Despite the decline in borrowing costs, Roy Morgan’s mortgage stress results for June registered a surprise lift in stress.

Roy Morgan estimates that 28.4% of mortgage holders were ‘At Risk’ of ‘mortgage stress’ in the three months to June 2025, up 1.5% points from a month earlier. This represented the highest rate of mortgage stress since January 2025—before either of the RBA’s rate cuts.
The primary driver of the increase in mortgage stress in June was the larger housing loans taken out by purchasers and the larger amounts outstanding on home loans, amid soft income growth.
“This is not surprising when one considers other data sources which show national house prices in Australia”, said Michele Levine, CEO of Roy Morgan.
“The ABS ‘Total Value of Dwelling’ release showed average dwelling prices in Australia exceeding $1 million for the first time in the March quarter 2025, and more recent market figures show that figure continuing to increase to new record highs in recent months”.
“These results show although reducing interest rates generally does lead to lower levels of mortgage stress, this effect may only be short-term as new buyers entering the market are able to borrow more money for larger loans to get into the market, thus leading to an increase in mortgage stress”, Levine said.
Roy Morgan notes that mortgage stress is highest in New South Wales, which has the highest housing prices in the nation. It has also increased significantly in Queensland, which now has the second most expensive market.
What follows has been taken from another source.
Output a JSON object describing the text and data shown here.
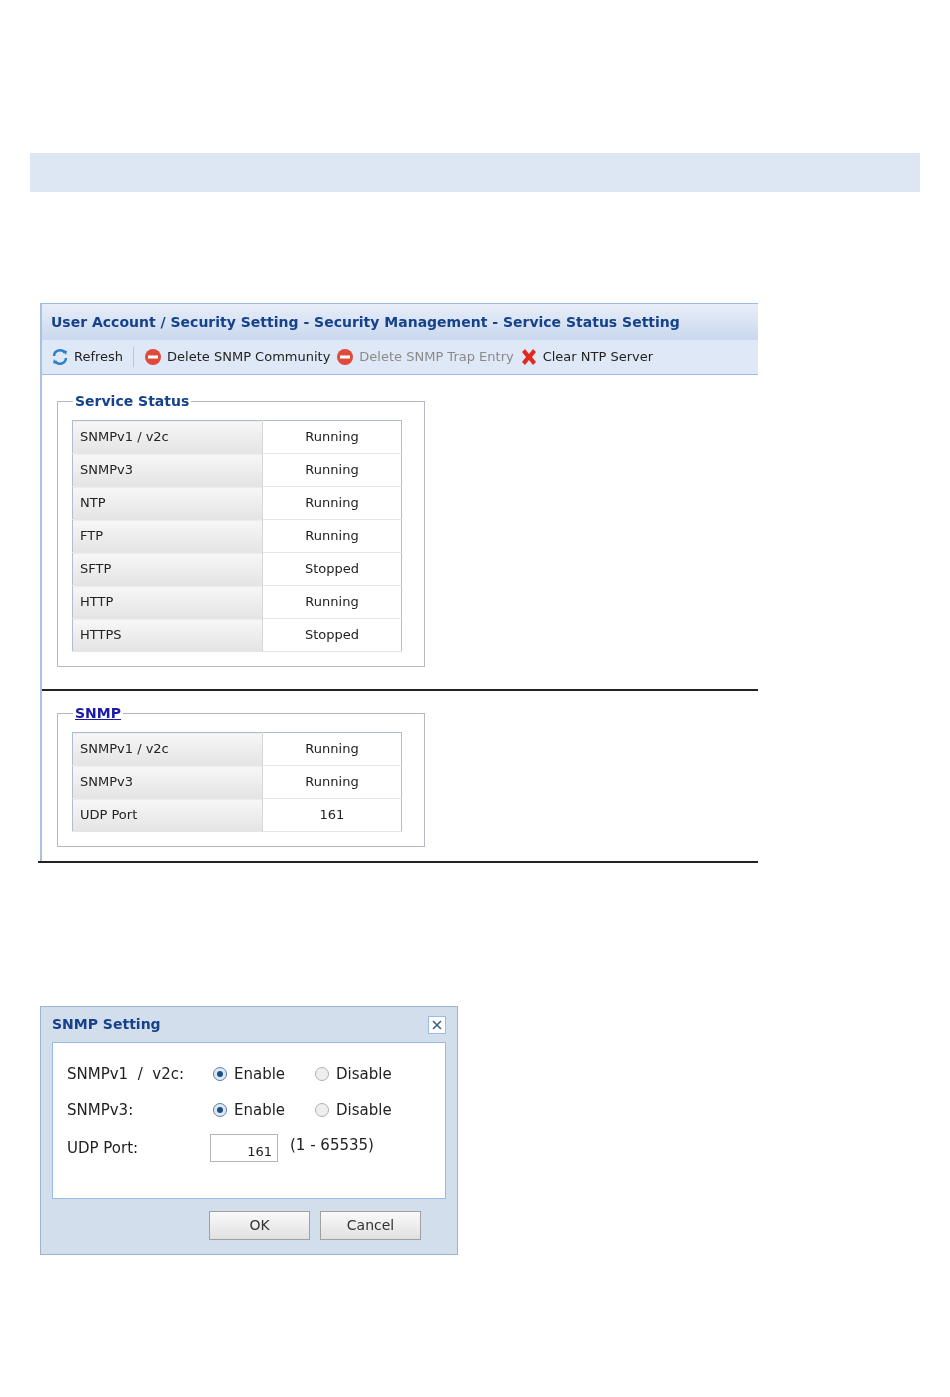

Michele Levine’s comment that interest rate cuts only have a short-term impact on mortgage stress is apt and reflects the fact borrowers tend to borrow more when rates fall.
This is illustrated by the following chart from Alex Joiner from IFM Investors, which shows average mortgage sizes and dwelling values chasing each other higher.

Ultimately, lower interest rates do not make housing structurally more affordable, as they tend to result in borrowers taking out larger loans.